Function when providing a single set could be made to mean "allow when any of scope entries are granted" (OR) or "allow when all of scope entries are granted" (AND), do you think it should be the OR version if just passing the config a single set/list of scopes @manics?
I don't know..... given this is a new property we could go for the list-of-lists only? It's more complicated for admins but at least it's unambiguous?
Thanks for the comments everyone, I'm very swamped this week but will come back to this next week.
Sigh, momentum seems so important to me getting stuff done. There are merge conflicts here already :(
ok, so my understanding is that there are two questions at play:
For naming, I would like to propose we keep this as is, as I agree with @minrk's comments in https://github.com/jupyterhub/oauthenticator/pull/719#issuecomment-1914178078. I also think allowing
would make sense if any of the scopes granted access, but in this case, you need all to be granted access.

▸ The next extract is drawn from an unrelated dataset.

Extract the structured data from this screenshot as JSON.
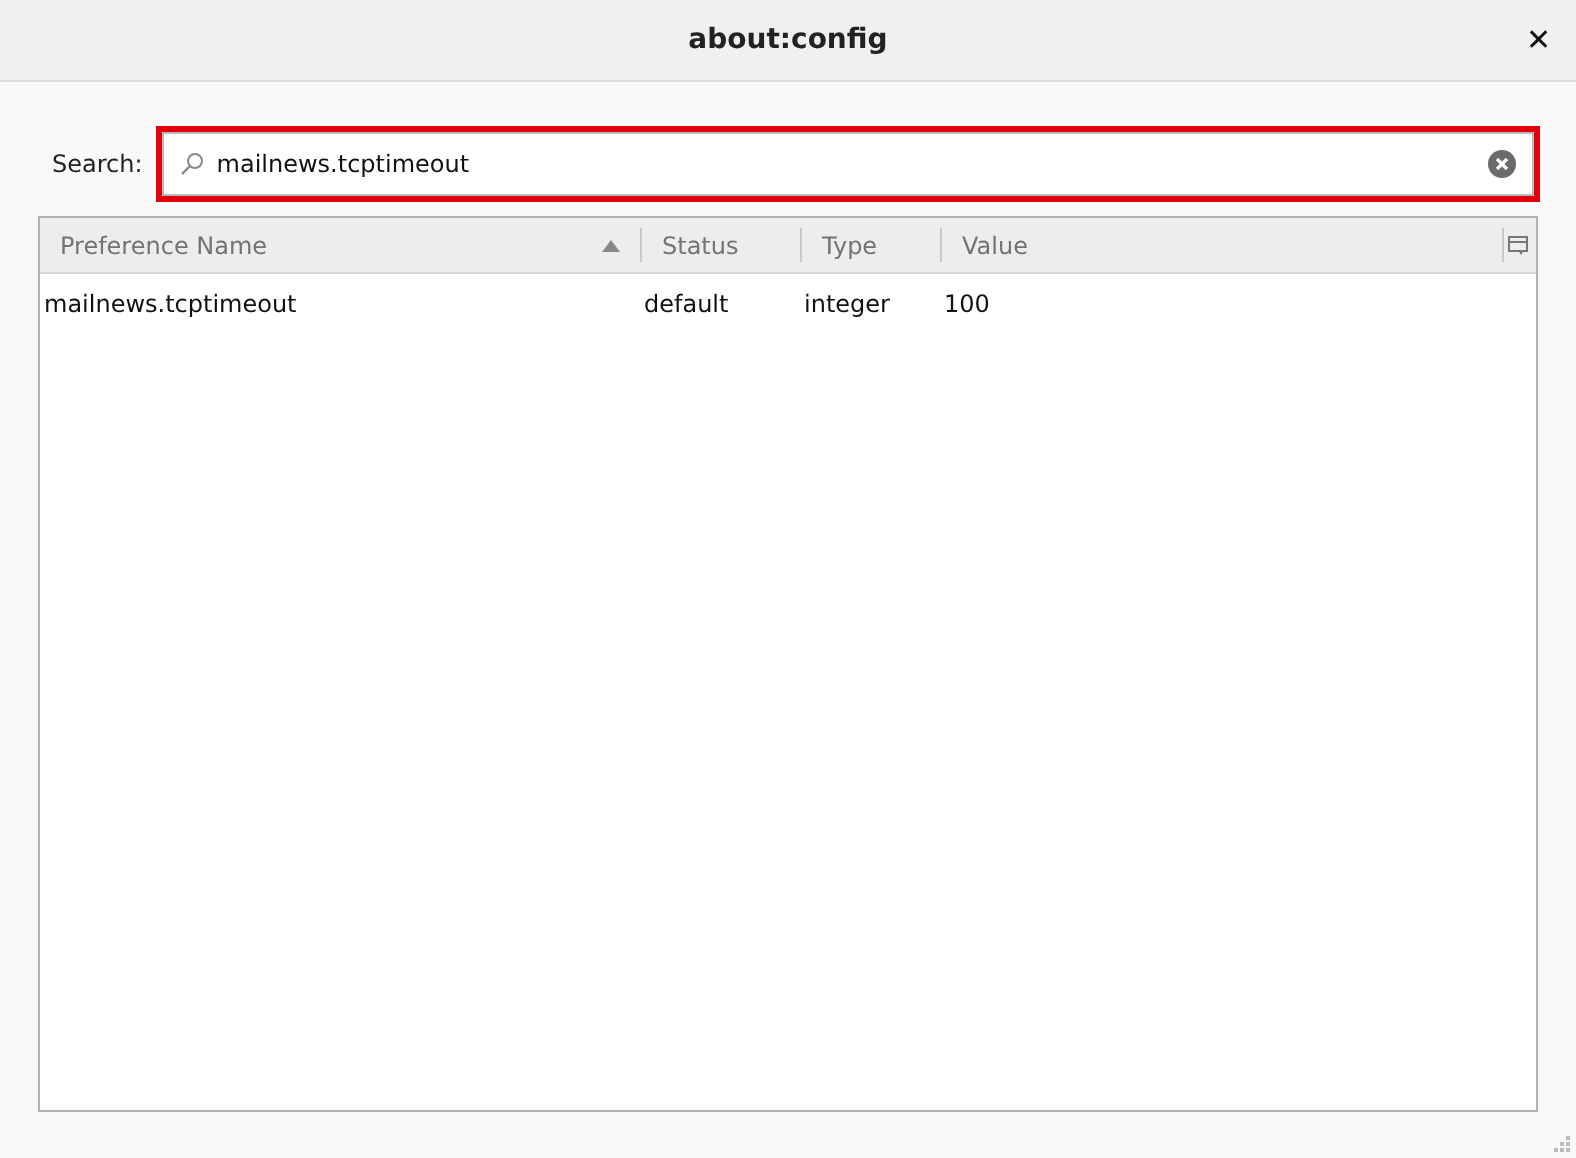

For list of lists, the question for me is if we can add that in the future in a way that doesn't break backwards compatibility. Can we meaningfully differentiate between a 'list of strings' vs 'list of lists' scenario? The way I approached this is by trying to figure out what documentation for such a property in the future would look like. If we add this feature in the future, here's what the docstring may be like
Allow users to login based on the scopes they have been granted.
If this is a list of strings, then users must be granted *all* these scopes
to be able to log in.
If this is a list of list of strings, then the user must be granted all the
scopes in at least one of the lists to be allowed to log in.

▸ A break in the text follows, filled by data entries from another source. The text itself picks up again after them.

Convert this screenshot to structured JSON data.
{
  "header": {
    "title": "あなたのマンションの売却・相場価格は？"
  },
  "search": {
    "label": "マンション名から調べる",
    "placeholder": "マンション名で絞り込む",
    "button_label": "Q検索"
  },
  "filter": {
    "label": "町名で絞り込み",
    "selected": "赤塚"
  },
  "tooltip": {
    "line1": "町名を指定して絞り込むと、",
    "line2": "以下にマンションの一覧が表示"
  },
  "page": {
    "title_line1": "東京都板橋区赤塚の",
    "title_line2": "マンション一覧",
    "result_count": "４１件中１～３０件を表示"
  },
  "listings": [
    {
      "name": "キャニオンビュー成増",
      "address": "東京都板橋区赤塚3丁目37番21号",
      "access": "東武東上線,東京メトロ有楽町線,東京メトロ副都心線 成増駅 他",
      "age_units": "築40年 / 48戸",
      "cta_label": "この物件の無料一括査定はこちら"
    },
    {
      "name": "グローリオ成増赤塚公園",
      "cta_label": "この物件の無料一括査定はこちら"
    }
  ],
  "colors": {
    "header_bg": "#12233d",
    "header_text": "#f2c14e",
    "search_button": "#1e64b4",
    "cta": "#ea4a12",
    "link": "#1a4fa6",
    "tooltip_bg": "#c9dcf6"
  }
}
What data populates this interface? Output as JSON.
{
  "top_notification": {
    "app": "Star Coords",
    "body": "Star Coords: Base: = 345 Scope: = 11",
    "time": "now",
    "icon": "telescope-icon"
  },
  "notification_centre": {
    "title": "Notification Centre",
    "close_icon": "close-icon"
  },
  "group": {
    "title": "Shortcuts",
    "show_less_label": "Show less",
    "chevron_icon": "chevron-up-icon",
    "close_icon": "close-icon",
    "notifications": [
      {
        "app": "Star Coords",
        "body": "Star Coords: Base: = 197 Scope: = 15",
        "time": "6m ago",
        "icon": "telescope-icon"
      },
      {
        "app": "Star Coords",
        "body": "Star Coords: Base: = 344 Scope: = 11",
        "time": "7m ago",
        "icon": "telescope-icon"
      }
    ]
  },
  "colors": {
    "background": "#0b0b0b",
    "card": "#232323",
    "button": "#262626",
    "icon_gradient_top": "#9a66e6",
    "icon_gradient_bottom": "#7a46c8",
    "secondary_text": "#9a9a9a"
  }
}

This reads natural enough to me. You can either have a list of list of strings, or for the most common case, a list of strings. It's unambiguous. We don't even know if admins would want to have a list of list of strings. We do know that they would want to have a list of strings. Given that we can evolve this later on in a backwards compatible way, I think it's safe to try this one as is.
So to summarize:
allowed_scopes
is a good enough name, and consistent with the rest of our config.I would love to see this be merged! I think it's ready to go as is, now that I've fixed the merge conflicts.

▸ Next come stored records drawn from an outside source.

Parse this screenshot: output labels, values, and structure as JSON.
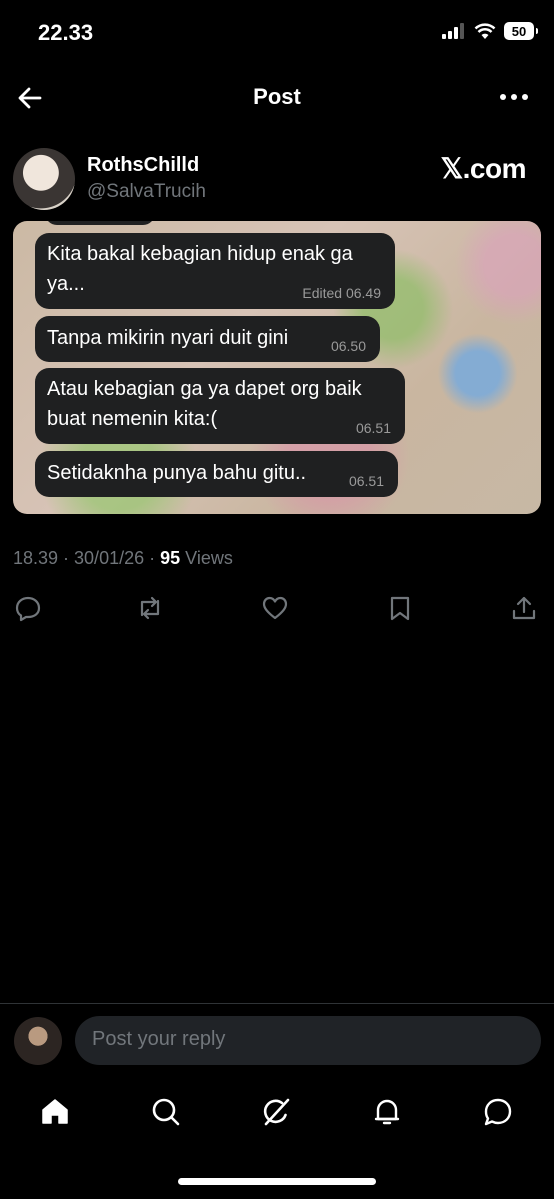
{
  "status_bar": {
    "time": "22.33",
    "battery": "50"
  },
  "header": {
    "title": "Post"
  },
  "author": {
    "name": "RothsChilld",
    "handle": "@SalvaTrucih",
    "brand": "𝕏.com"
  },
  "messages": [
    {
      "line1": "Kita bakal kebagian hidup enak ga",
      "line2": "ya...",
      "time": "Edited 06.49"
    },
    {
      "line1": "Tanpa mikirin nyari duit gini",
      "line2": "",
      "time": "06.50"
    },
    {
      "line1": "Atau kebagian ga ya dapet org baik",
      "line2": "buat nemenin kita:(",
      "time": "06.51"
    },
    {
      "line1": "Setidaknha punya bahu gitu..",
      "line2": "",
      "time": "06.51"
    }
  ],
  "meta": {
    "prefix": "18.39 · 30/01/26 · ",
    "views_count": "95",
    "views_label": " Views"
  },
  "actions": [
    "reply-icon",
    "repost-icon",
    "like-icon",
    "bookmark-icon",
    "share-icon"
  ],
  "reply": {
    "placeholder": "Post your reply"
  },
  "tabs": [
    "home-icon",
    "search-icon",
    "grok-icon",
    "notifications-icon",
    "messages-icon"
  ],
  "colors": {
    "background": "#000000",
    "muted": "#71767b",
    "bubble": "#1f2021"
  }
}
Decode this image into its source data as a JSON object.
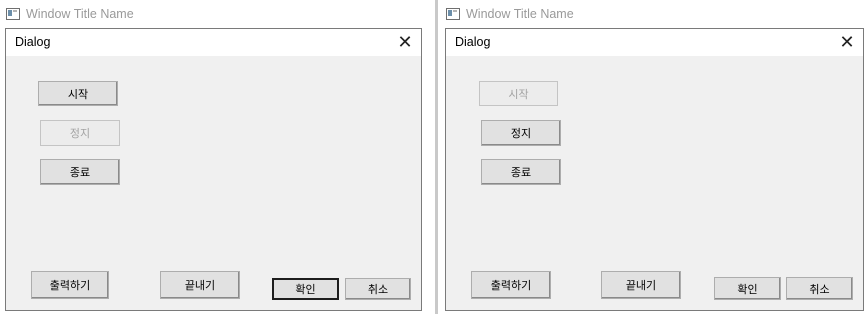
{
  "left": {
    "window_title": "Window Title Name",
    "dialog_title": "Dialog",
    "close_glyph": "✕",
    "buttons": {
      "start": {
        "label": "시작",
        "enabled": true
      },
      "stop": {
        "label": "정지",
        "enabled": false
      },
      "exit": {
        "label": "종료",
        "enabled": true
      },
      "print": {
        "label": "출력하기",
        "enabled": true
      },
      "finish": {
        "label": "끝내기",
        "enabled": true
      },
      "ok": {
        "label": "확인",
        "enabled": true,
        "default": true
      },
      "cancel": {
        "label": "취소",
        "enabled": true
      }
    }
  },
  "right": {
    "window_title": "Window Title Name",
    "dialog_title": "Dialog",
    "close_glyph": "✕",
    "buttons": {
      "start": {
        "label": "시작",
        "enabled": false
      },
      "stop": {
        "label": "정지",
        "enabled": true
      },
      "exit": {
        "label": "종료",
        "enabled": true
      },
      "print": {
        "label": "출력하기",
        "enabled": true
      },
      "finish": {
        "label": "끝내기",
        "enabled": true
      },
      "ok": {
        "label": "확인",
        "enabled": true
      },
      "cancel": {
        "label": "취소",
        "enabled": true
      }
    }
  }
}
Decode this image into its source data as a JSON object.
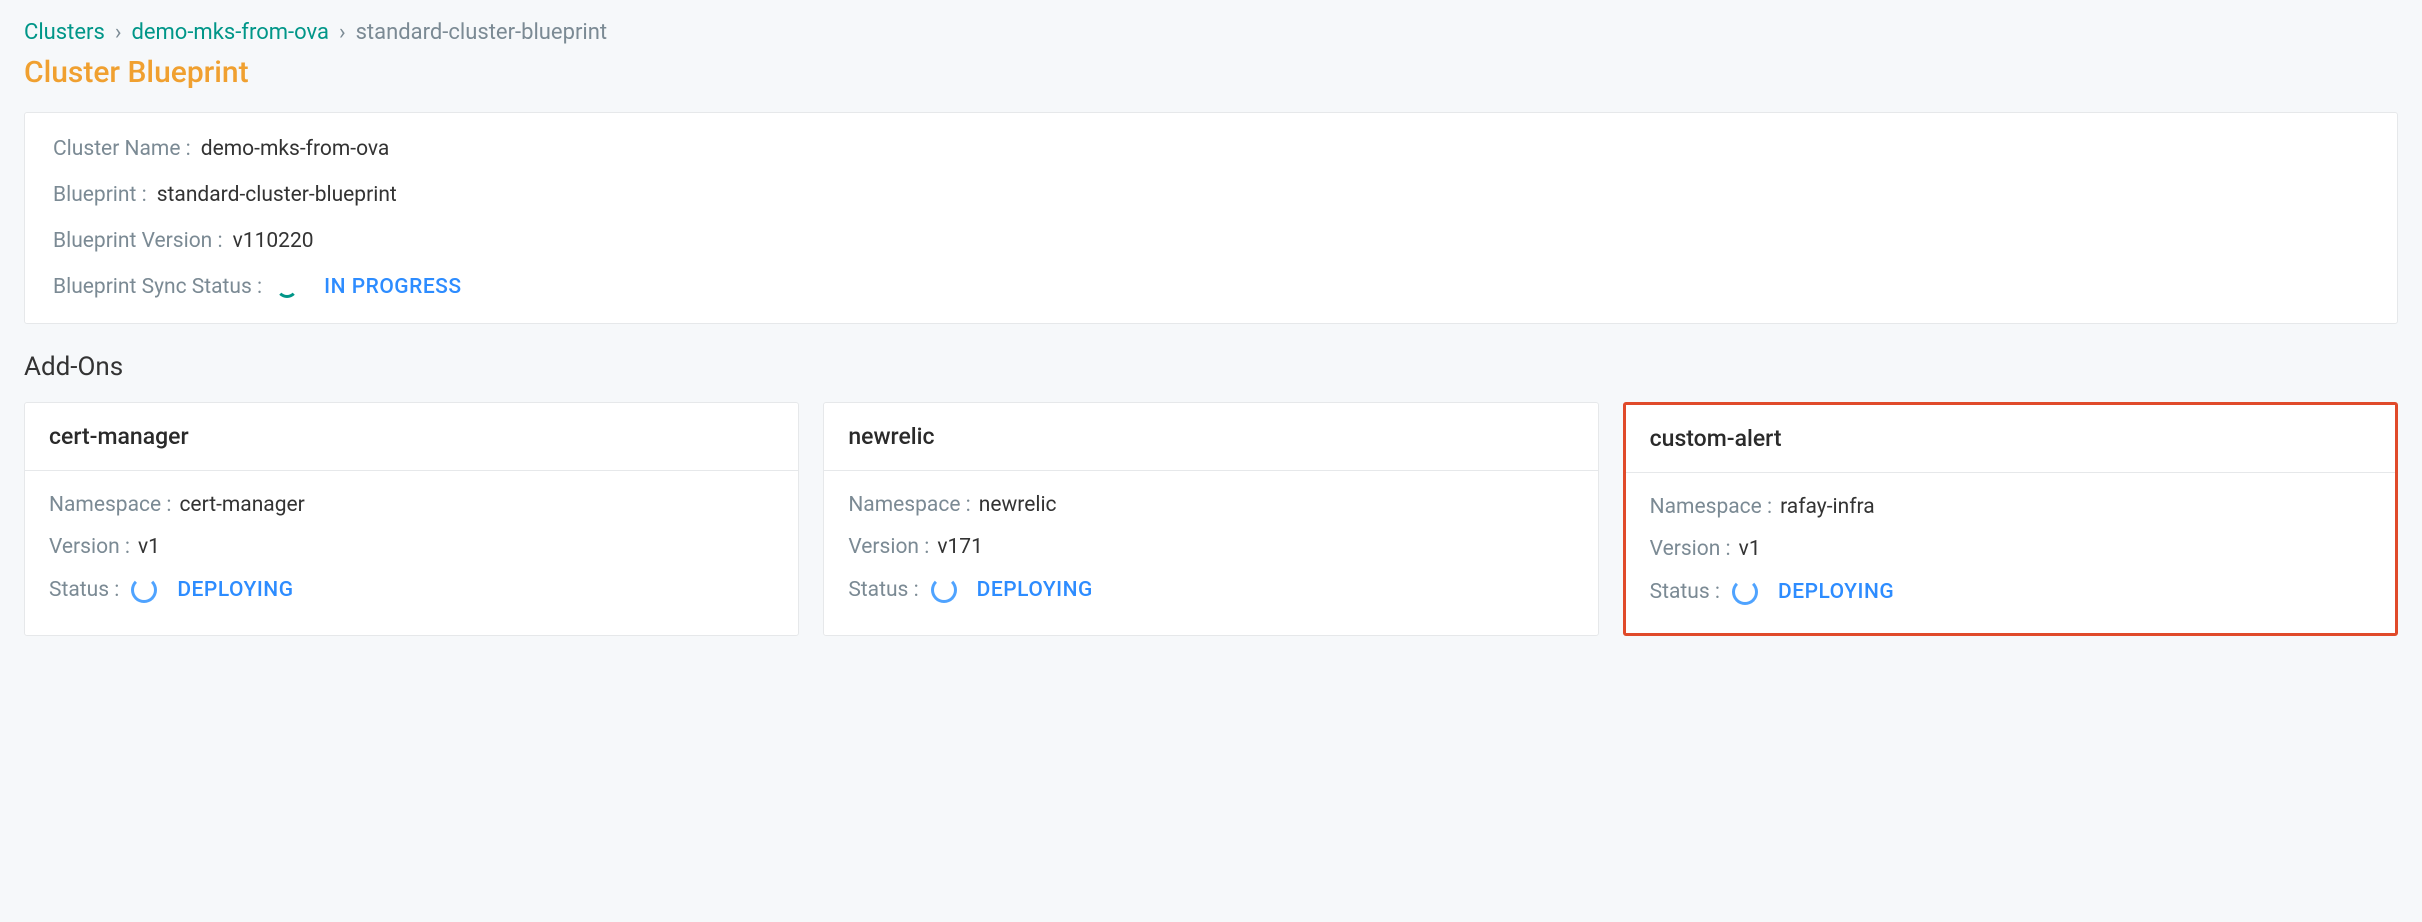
{
  "breadcrumb": {
    "root": "Clusters",
    "cluster": "demo-mks-from-ova",
    "blueprint": "standard-cluster-blueprint",
    "sep": "›"
  },
  "page": {
    "title": "Cluster Blueprint"
  },
  "info": {
    "cluster_name_label": "Cluster Name :",
    "cluster_name": "demo-mks-from-ova",
    "blueprint_label": "Blueprint :",
    "blueprint": "standard-cluster-blueprint",
    "version_label": "Blueprint Version :",
    "version": "v110220",
    "sync_label": "Blueprint Sync Status :",
    "sync_status": "IN PROGRESS"
  },
  "addons": {
    "section_title": "Add-Ons",
    "namespace_label": "Namespace :",
    "version_label": "Version :",
    "status_label": "Status :",
    "items": [
      {
        "name": "cert-manager",
        "namespace": "cert-manager",
        "version": "v1",
        "status": "DEPLOYING",
        "highlight": false
      },
      {
        "name": "newrelic",
        "namespace": "newrelic",
        "version": "v171",
        "status": "DEPLOYING",
        "highlight": false
      },
      {
        "name": "custom-alert",
        "namespace": "rafay-infra",
        "version": "v1",
        "status": "DEPLOYING",
        "highlight": true
      }
    ]
  }
}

anyone wanna hit merge? :)
yay, thank you @minrk
We can already control what scopes we ask for by setting 'scope'. However, OAuth2 states that not all the scopes requested may be granted, for whatever reason. This could be because the user choose not to give us the grant, or because the user themselves doesn't have access to grant us this scope (This is how Auth0 uses it for example - https://auth0.com/docs/get-started/authentication-and-authorization-flow/authorization-code-flow/call-your-api-using-the-authorization-code-flow).
This PR adds an
allowed_scopes
property, which allows granting access to a subset of users based on the presence of a particular scope in the list of scopes granted. This can be used in addition to other authorization mechanisms to allow access to the hub.